この戦略の中で我が国が果たす役割は大きく、期待されているはずである。仮に我が国の貢献が期待できないとするなら、今後の日米関係に深刻な影響が出るに違いない。


■ヘッジ戦略は採るものではなく、選択肢を決めるもの

 世界各国は理想論をぶち上げつつも、きちんとヘッジ戦略を採って万一の場合に備えている。「ヘッジ戦略を採る」と言うからおかしくなるのかもしれない。

 ヘッジ戦略は、その方策を採る、採らないという問題ではなく、採るに当たってどのような選択肢を採るのかというのが通例である。国家の存立をギャンブルに賭けるわけにはいかない。しかし我が国ではヘッジ戦略を採るか否かの議論になっているように思える。

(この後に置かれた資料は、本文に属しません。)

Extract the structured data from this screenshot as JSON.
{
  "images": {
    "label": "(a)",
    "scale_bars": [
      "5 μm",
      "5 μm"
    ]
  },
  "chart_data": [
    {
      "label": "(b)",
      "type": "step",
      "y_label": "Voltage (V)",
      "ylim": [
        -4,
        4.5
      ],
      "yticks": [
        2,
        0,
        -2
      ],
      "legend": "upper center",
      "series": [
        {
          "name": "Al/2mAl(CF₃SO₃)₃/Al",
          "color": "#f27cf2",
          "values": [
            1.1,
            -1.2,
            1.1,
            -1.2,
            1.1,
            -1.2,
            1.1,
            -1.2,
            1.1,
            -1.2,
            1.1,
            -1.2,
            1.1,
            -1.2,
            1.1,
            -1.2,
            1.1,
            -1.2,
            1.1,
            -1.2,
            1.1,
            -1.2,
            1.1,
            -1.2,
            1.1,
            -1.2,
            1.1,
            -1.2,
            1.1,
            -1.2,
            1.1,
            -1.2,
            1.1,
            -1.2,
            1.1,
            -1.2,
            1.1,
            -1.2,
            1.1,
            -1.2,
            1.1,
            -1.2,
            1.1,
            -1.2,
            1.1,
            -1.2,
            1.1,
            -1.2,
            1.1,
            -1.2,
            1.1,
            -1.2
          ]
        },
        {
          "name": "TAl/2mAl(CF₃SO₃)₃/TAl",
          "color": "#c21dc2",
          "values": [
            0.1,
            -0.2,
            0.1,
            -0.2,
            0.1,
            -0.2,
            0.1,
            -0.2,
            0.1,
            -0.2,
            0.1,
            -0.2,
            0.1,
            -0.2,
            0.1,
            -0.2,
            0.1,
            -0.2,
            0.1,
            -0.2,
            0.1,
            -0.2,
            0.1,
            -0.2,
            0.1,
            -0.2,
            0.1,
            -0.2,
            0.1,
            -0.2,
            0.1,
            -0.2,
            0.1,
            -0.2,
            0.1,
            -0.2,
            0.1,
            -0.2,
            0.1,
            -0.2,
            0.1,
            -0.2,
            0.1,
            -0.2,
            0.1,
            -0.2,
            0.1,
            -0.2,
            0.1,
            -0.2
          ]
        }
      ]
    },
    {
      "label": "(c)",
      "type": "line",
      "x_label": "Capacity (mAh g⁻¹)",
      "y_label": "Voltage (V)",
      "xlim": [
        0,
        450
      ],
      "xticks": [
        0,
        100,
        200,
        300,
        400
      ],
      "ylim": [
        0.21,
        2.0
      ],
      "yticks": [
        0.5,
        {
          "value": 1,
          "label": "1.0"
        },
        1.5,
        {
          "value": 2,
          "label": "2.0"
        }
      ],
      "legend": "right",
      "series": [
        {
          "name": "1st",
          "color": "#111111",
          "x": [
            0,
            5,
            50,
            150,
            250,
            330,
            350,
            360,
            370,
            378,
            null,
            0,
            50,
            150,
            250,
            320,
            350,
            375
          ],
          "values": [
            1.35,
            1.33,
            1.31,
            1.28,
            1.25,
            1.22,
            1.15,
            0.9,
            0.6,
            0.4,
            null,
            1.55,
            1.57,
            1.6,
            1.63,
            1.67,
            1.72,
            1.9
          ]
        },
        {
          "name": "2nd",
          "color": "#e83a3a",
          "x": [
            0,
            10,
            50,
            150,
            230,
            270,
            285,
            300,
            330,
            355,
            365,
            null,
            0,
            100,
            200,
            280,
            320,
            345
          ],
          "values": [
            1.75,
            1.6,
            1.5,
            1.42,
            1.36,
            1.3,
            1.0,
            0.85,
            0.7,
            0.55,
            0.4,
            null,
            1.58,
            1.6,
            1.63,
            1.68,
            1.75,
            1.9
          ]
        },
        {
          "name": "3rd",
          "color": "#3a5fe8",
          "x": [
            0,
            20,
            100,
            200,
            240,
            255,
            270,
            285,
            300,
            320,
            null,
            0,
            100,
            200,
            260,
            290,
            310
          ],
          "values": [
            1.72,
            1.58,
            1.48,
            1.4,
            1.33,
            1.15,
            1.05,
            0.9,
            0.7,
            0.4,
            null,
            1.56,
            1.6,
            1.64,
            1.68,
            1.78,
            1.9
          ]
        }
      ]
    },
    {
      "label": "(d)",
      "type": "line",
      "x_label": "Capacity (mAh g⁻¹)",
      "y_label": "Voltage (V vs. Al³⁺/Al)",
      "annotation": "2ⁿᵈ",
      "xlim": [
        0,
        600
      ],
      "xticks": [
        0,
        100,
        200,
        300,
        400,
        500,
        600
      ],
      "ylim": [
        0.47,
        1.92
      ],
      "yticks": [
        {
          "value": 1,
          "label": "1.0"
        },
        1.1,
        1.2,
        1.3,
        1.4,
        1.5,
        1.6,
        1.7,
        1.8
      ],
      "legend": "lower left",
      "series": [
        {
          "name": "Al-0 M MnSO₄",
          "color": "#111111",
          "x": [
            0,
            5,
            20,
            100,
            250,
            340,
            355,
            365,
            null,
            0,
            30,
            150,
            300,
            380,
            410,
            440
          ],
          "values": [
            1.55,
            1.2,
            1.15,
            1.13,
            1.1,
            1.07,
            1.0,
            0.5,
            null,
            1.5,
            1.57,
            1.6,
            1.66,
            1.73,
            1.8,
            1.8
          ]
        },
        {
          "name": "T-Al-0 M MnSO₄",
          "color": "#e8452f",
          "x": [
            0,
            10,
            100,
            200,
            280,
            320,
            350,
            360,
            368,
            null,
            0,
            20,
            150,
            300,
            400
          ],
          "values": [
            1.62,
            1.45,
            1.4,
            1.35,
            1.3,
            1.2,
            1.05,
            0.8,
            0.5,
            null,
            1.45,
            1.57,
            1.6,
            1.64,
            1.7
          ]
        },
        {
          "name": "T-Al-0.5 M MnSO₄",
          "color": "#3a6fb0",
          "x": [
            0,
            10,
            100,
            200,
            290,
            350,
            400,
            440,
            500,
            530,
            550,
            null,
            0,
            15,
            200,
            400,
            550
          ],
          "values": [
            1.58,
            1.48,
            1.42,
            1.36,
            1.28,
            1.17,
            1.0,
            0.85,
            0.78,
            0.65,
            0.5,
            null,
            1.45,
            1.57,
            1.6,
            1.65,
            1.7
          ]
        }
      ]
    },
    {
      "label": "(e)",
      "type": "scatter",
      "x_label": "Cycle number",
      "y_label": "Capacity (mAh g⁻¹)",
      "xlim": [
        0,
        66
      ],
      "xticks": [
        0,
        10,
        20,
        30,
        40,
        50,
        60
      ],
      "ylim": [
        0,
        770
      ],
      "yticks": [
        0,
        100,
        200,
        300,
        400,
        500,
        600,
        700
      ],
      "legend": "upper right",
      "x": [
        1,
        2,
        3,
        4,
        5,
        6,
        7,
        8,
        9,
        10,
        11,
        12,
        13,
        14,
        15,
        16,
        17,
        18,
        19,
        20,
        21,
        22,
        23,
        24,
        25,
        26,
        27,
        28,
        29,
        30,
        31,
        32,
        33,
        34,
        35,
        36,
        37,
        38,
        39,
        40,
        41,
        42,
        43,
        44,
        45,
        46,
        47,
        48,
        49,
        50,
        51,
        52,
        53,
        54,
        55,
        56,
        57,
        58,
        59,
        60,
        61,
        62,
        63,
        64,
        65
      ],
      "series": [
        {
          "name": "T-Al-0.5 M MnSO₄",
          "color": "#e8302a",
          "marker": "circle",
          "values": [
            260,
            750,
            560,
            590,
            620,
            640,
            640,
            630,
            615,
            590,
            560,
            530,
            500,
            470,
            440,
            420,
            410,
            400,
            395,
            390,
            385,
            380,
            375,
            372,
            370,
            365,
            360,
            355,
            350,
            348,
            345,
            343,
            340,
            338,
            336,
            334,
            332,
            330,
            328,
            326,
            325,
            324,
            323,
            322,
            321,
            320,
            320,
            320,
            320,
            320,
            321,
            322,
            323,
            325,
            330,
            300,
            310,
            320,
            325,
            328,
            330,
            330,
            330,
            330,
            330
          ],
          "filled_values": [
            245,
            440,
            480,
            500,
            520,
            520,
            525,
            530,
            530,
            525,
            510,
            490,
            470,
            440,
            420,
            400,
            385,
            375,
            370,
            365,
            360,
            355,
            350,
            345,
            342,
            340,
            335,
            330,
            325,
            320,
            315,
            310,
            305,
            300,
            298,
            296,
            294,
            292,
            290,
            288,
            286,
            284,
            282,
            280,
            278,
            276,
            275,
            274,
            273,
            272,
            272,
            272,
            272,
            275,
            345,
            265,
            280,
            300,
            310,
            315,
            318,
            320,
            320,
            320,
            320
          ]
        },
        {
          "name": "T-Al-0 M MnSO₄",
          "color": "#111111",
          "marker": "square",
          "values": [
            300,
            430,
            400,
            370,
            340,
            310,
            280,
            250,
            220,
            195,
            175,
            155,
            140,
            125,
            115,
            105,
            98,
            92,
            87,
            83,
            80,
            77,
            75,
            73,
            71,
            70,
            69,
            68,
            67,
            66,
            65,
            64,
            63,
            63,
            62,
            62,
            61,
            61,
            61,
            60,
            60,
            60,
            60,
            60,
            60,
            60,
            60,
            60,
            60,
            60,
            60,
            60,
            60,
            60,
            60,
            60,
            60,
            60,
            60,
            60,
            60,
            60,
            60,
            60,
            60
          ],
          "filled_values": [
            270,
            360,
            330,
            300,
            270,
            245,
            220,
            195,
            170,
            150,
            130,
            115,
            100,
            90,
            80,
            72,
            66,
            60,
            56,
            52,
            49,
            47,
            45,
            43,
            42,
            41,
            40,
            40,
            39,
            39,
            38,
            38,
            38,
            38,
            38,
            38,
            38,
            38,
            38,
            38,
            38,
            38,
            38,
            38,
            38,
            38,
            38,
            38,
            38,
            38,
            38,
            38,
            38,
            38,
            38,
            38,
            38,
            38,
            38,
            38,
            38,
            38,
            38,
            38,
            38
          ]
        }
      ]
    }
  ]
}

 最悪の状況でも国家を危機に陥れないよう、備えの手を打っておくのが為政者として当然の責任であり、国民もそれを踏まえたうえで国政を任せる。

 ところが「国民の代表」として、また最近は政治主導を強く唱えて政策をリードしようという志のある政治家が、安全保障への配慮に全く欠け、見識を持っていないとしたら、この国の行く末は寒々としたものがある。